Sono sempre più numerosi i fan dell’ultima ora che scelgono di approcciarsi all’universo della bicicletta elettrificata e di abbracciare un nuovo modo di concepire la mobilità urbana. Prima di fare qualunque scelta, però, è bene cercare di comprendere appieno come muoversi nel settore.

Il pedelec non è la bici elettrica

Prima di ogni altra cosa, occorre fare una specificazione e sgomberare il campo da possibili equivoci: la bicicletta a pedalata assistita – o pedelec – e la bicicletta elettrica – o e-bike – sono due cose diverse: solo la prima è equiparabile a una bicicletta tradizionale mentre, secondo il Codice della Strada, la bici elettrica corrisponde a un ciclomotore.

All’atto pratico vuol dire che il proprietario di un pedelec non deve preoccuparsi di stipulare polizze assicurative o di pagare il bollo auto; la bici a pedalata assistita non deve essere immatricolata, non richiede alcun tipo di patente e ha libero accesso alle piste ciclabili o a qualsiasi spazio cui è permesso l’ingresso alle bici.

Perché un mezzo sia inquadrabile come pedelec, però, esso non deve superare la velocità di 25 km/h né la potenza erogata di 250 watt. In assenza di uno dei due parametri, il veicolo viene classificato come ciclomotore, con annessi obblighi legali e fiscali.

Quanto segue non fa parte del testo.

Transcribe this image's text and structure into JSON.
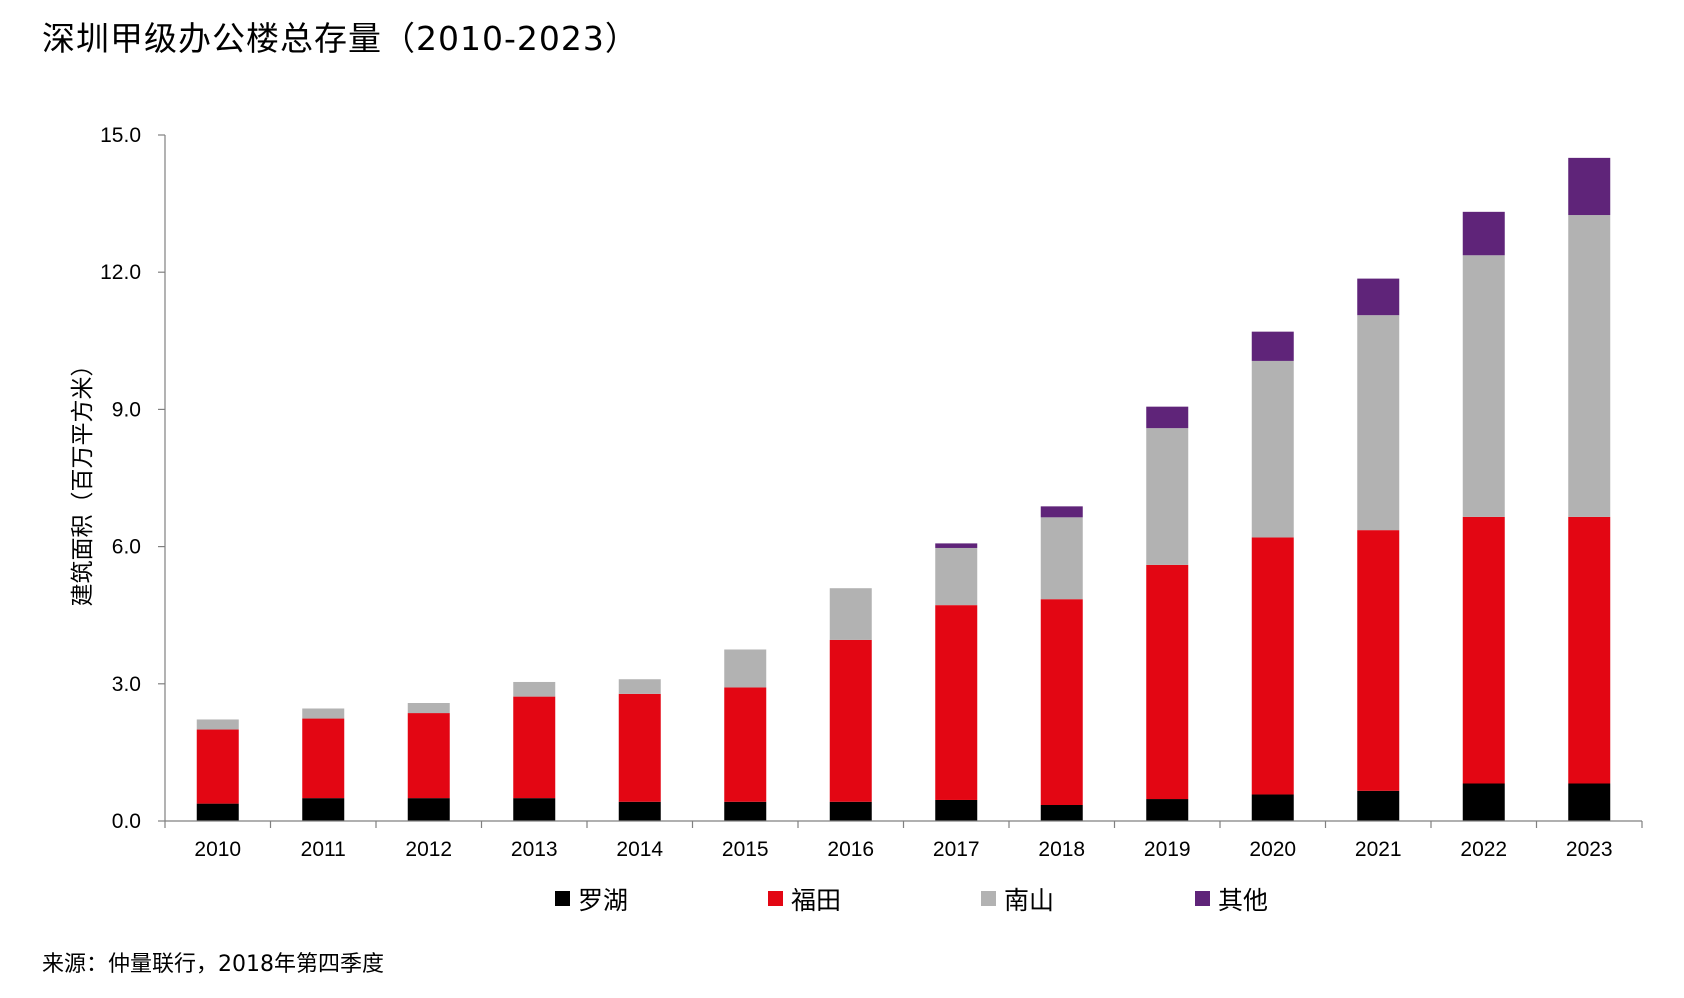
{
  "title": "深圳甲级办公楼总存量（2010-2023）",
  "source": "来源：仲量联行，2018年第四季度",
  "chart_data": {
    "type": "bar",
    "stacked": true,
    "title": "深圳甲级办公楼总存量（2010-2023）",
    "ylabel": "建筑面积（百万平方米）",
    "xlabel": "",
    "ylim": [
      0,
      15
    ],
    "yticks": [
      "0.0",
      "3.0",
      "6.0",
      "9.0",
      "12.0",
      "15.0"
    ],
    "grid": false,
    "legend_position": "bottom",
    "categories": [
      "2010",
      "2011",
      "2012",
      "2013",
      "2014",
      "2015",
      "2016",
      "2017",
      "2018",
      "2019",
      "2020",
      "2021",
      "2022",
      "2023"
    ],
    "series": [
      {
        "name": "罗湖",
        "color": "#000000",
        "values": [
          0.38,
          0.5,
          0.5,
          0.5,
          0.42,
          0.42,
          0.42,
          0.46,
          0.35,
          0.48,
          0.58,
          0.66,
          0.82,
          0.82
        ]
      },
      {
        "name": "福田",
        "color": "#e30613",
        "values": [
          1.62,
          1.74,
          1.86,
          2.22,
          2.36,
          2.5,
          3.54,
          4.26,
          4.5,
          5.12,
          5.62,
          5.7,
          5.83,
          5.83
        ]
      },
      {
        "name": "南山",
        "color": "#b2b2b2",
        "values": [
          0.22,
          0.22,
          0.22,
          0.32,
          0.32,
          0.83,
          1.13,
          1.25,
          1.79,
          2.99,
          3.86,
          4.7,
          5.72,
          6.6
        ]
      },
      {
        "name": "其他",
        "color": "#5f2479",
        "values": [
          0,
          0,
          0,
          0,
          0,
          0,
          0,
          0.1,
          0.24,
          0.47,
          0.64,
          0.8,
          0.95,
          1.25
        ]
      }
    ]
  }
}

Le alternative sul mercato

Scegliere la bicicletta a pedalata assistita significa, fondamentalmente, scegliere fra tre tecnologie alternative a seconda della tipologia di motore: centrale, al mozzo anteriore e al mozzo posteriore. La prima soluzione è la più costosa ed è pensata per gli amanti di trekking e mountain bike trattandosi di una tecnologia solida, resistente agli urti ma anche ingombrante e poco adatta agli spazi urbani; viceversa, il motore al mozzo anteriore è pensato per l’utilizzo urbano perché pratico, maneggevole, semplice da montare ed economico. Il motore al mozzo posteriore rappresenta la via di mezzo tra le due alternative più estreme, adatto sia ad uso cittadino e sia per escursioni di medio-bassa difficoltà.

Il kit di elettrificazione

Chi è in possesso di una tradizionale bicicletta può acquistare il kit di trasformazione, composto almeno da una batteria, un motore e una centralina. In tal modo, è possibile abbattere i costi fino anche al 60-70%, puntando su una tecnologia semplice da montare e da gestire, alla portata di un pubblico sempre più eterogeneo e diversificato.